Le cœur cousu de Carole Martinez

C’est à un merveilleux voyage que nous invite Carole Martinez pour qui Le cœur cousu est son premier roman. Un conte féérique à l’écriture ciselée et sensuelle, un conte d’amour, peuplé d’ogres, d’enfants à qui la nature a donné à chacun un don particulier et de paroles magiques transmises de femme en femme, de génération en génération. Venez découvrir l’histoire de cette jeune couturière, Frasquita Carasco, à qui sa mère, une nuit, remet une boîte qu’elle ne devra ouvrir que neuf mois plus tard. Plongez dans cette Espagne du sud, vibrante de traditions et de cultures multiples et ancestrales, où le soleil brûle la peau et dessèche les corps. Vous ne le regretterez pas et oublierez un temps le monde moderne, tout entier tourné vers des désirs marchands et des urgences qui n’en sont pas.

Editions Folio

Extrait, page 391 : « Ecoutez mes sœurs ! Ecoutez cette rumeur qui emplit la nuit ! Ecoutez… le bruit des mères ! Ecoutez-le couler en vous et croupir dans vos ventres, écoutez-le stagner dans ces ténèbres où poussent les mondes !

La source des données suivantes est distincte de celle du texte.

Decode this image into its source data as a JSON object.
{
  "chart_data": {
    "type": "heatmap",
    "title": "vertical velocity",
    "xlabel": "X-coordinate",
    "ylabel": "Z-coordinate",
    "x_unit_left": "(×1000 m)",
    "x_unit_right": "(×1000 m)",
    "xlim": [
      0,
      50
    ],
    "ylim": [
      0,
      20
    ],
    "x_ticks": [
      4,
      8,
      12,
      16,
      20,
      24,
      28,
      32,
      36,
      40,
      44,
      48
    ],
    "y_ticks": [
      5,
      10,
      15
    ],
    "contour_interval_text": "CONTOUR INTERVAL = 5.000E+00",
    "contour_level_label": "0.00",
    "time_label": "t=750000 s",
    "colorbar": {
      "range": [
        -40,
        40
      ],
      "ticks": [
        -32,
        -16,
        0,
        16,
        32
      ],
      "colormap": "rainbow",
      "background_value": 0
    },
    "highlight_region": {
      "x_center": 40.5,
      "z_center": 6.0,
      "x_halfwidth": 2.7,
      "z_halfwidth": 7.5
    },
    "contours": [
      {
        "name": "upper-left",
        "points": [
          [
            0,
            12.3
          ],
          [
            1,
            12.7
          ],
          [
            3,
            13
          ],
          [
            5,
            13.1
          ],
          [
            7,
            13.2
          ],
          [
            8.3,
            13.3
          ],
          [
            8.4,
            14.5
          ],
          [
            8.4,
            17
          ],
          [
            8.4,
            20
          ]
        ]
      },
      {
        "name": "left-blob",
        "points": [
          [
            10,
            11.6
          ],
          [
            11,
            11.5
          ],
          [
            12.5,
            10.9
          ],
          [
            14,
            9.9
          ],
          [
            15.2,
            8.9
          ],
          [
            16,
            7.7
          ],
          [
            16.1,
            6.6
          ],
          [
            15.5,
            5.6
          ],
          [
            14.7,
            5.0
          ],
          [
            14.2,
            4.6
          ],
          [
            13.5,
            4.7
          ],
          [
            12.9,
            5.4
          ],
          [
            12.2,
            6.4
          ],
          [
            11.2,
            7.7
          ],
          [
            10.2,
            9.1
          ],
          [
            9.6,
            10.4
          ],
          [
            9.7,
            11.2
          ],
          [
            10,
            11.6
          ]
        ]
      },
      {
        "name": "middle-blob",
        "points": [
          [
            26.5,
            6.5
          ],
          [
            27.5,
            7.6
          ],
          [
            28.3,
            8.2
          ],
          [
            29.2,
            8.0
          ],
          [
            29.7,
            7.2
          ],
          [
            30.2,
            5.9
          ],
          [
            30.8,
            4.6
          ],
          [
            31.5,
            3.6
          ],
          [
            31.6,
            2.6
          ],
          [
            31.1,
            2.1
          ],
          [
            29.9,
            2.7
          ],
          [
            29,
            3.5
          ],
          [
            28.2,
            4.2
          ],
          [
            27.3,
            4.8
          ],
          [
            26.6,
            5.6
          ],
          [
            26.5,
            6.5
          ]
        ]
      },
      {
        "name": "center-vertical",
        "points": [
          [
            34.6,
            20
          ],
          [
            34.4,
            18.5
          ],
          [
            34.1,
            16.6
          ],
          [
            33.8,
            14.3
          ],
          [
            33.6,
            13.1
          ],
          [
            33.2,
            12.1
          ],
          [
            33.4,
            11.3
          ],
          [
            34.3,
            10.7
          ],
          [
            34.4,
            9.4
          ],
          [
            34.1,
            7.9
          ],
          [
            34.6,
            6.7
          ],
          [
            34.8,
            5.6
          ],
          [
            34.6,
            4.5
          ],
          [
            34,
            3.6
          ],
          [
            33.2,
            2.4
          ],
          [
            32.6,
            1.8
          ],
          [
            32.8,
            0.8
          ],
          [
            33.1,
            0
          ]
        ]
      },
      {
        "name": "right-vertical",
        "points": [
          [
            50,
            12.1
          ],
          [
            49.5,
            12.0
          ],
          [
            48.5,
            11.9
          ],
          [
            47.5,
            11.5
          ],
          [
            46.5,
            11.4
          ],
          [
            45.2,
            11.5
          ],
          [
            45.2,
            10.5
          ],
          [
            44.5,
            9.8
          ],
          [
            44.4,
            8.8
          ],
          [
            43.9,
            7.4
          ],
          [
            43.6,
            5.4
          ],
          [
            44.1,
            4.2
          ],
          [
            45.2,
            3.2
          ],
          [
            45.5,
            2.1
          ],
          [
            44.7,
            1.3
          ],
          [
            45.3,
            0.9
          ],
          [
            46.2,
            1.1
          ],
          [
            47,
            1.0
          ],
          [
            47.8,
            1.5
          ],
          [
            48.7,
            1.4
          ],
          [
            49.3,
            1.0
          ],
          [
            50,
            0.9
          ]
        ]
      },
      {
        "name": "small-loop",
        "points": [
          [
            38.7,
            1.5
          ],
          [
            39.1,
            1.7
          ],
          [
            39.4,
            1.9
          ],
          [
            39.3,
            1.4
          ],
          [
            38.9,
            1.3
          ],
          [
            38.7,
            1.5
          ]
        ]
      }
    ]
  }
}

Depuis le premier soir et le premier matin, depuis la Genèse et le début des livres, le masculin couche avec l’Histoire. Mais il est d’autres récits. Des récits souterrains transmis dans le secret des femmes, des contes enfouis dans l’oreille des filles, sucés avec le lait, des paroles bues aux lèvres des mères. Rien n’est plus fascinant que cette magie apprise avec le sang, apprise avec les règles.

Des choses sacrées se murmurent dans l’ombre des cuisines. Au fond des vieilles casseroles, dans des odeurs d’épices, magie et recettes se côtoient. L’art culinaire des femmes regorge de mystère et de poésie.

Tout nous est enseigné à la fois : l’intensité du feu, l’eau du puits, la chaleur du fer, la blancheur des draps, les fragrances, les proportions, les prières, les morts, l’aiguille, et le fil… et le fil.

Parfois, des profondeurs d’une marmite en fonte surgit quelque figure desséchée. Une aïeule anonyme m’observe qui a tant su, tant vu, tant tu, tant enduré. Les douleurs muettes de nos mères leur ont bâillonné le cœur. Leurs plaintes sont passées dans les soupes : larmes de lait, de sang, larmes épicées, saveurs salées, sucrées. Onctueuses larmes au palais des hommes !

Par-delà le monde restreint de leur foyer, les femmes en ont surpris un autre. Les petites portes des fourneaux, les bassines de bois, les trous des puits, les vieux citrons se sont ouverts sur un univers fabuleux qu’elles seules ont exploré. Opposant à la réalité une résistance têtue, nos mères ont fini par courber la surface du monde du fond de leur cuisine. Ce qui n’a jamais été écrit est féminin. » Carole Martinez.